Have some manners. Be receptive and friendly. Look at the Portenos in the eyes when they look like they want to nod hello or speak to you. Smile and nod back, even if you can't speak or understand Spanish and the Portenos are going on and on about something mysterious. So long you are pleasant and agreeable the Portenos don't mind if you don't understand a single word and you don't have Irene to translate (happens to Man Yung all the time).
Enjoy and admire their tango! Or better yet: enjoy and admire their rock n' roll and their cumbia. Don't frown and roll your eyes when the Portenos steal all the Portenas or when they flood on the floor in tanda after tanda of "tropical music". Appreciate it! Smile, make eye contact, give the "thumbs up" or call out "Esa!" or "Lindo!" for particularly nice moves on the dance floor. But don't over do it. Be honest and sincere - because Portenos can see through any fakery.
If you are intent on being a rude, snobby "I'm better than everyone" a*hole with a sour expression on your face, don't blame us if you get the "Evil Eye".
However, if you make enough of an impression that you are a good guy, the Portenos will welcome you with open arms and introduce you to their friends.

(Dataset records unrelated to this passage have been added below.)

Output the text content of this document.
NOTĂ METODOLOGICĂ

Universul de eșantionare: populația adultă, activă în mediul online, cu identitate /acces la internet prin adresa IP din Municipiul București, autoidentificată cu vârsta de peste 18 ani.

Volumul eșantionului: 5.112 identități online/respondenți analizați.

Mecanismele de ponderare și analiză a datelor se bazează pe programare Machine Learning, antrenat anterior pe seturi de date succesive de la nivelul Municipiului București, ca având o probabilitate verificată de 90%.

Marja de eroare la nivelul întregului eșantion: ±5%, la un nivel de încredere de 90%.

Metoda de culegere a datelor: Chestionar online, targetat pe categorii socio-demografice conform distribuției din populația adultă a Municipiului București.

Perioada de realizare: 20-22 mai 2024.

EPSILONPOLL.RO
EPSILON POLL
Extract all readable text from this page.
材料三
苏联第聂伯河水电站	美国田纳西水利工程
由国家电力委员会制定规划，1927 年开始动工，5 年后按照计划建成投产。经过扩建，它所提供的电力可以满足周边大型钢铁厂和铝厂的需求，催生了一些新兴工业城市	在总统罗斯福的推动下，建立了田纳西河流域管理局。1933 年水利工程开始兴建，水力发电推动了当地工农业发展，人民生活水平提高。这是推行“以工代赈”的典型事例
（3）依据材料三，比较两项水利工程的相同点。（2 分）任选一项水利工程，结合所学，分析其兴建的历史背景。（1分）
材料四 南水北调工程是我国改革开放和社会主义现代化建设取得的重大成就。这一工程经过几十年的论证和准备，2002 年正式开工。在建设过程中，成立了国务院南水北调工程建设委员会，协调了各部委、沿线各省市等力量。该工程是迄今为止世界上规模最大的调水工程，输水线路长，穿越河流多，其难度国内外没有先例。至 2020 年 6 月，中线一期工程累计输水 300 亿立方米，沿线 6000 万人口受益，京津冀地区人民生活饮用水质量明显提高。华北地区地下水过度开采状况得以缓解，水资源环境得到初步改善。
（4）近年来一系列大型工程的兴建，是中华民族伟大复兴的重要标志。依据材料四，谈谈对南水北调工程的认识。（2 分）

In fact, you and your significant other may even get stopped by friendly Portenos on the dance floor - I don't know how many times Man Yung has switched me with some Porteno's partner right in the middle of the tanda upon the said Porteno's request. In addition to a dance or two, you may even get an invitation to someone's house for asado.
7. If your heart belongs to Buenos Aires, do make sure you go back - often.
A Gringo with his regular gringo life may not be able to spend 365 days of the year in Buenos Aires - but being there two weeks out of fifty-two does not automatically mean that you can't be a "regular" at your favourite milongas.
Make your time at each milonga significant. Remember the faces of the people you meet, note down their names. Send them christmas cards and emails if you get to know them better. Go back whenever you can (whether on the same trip or on future trips) - and be surprised at the number of people who will remember and recognize you and embrace you with fondness.****
Conclusion: Be respectful of the Buenos Aires milonga, be friendly, honest and sincere to all the inhabitants therein- give out positive vibes. Lay down the appropriate groundwork, and it wouldn't matter how Cabeceo-Challenged or otherwise defective you are in complying with the Codigos. You will not only get dances, you will also discover life-long friends.
* Her name happens to be Irene.
** At Glorias Argentinas one night, Man Yung was stuck dancing with precisely this kind of Portena, namely, an ancient follower who will did every kind of wriggle, toe tap, kick, step, knee lift and leg flap in the world to her own delight far far away from "Realm of Following". Man Yung was too much of a gentleman to spoil her fun and she had such a blast. All the locals (except the organizer) had stopped dancing with this poor lady but did they think less of Man Yung for dancing with her? No. In fact, they were pleased that he treated her so well and was so good-humoured about it. It was one of the rites of passage at this milonga to dance with this strange old bird and after this, Man Yung was treated like one of the locals!
*** Don't think that the ladies won't notice. Our Toronto Milonguera friend always complains to Man Yung, "What's your problem? You only ask me to dance to music that Irene doesn't like!"
**** As one Porteno remarked to us upon seeing us again this year at a milonga: "Where have you been? It's about the time of the year that I knew you two would show up. In fact, we have been waiting for you to arrive since last weekend!"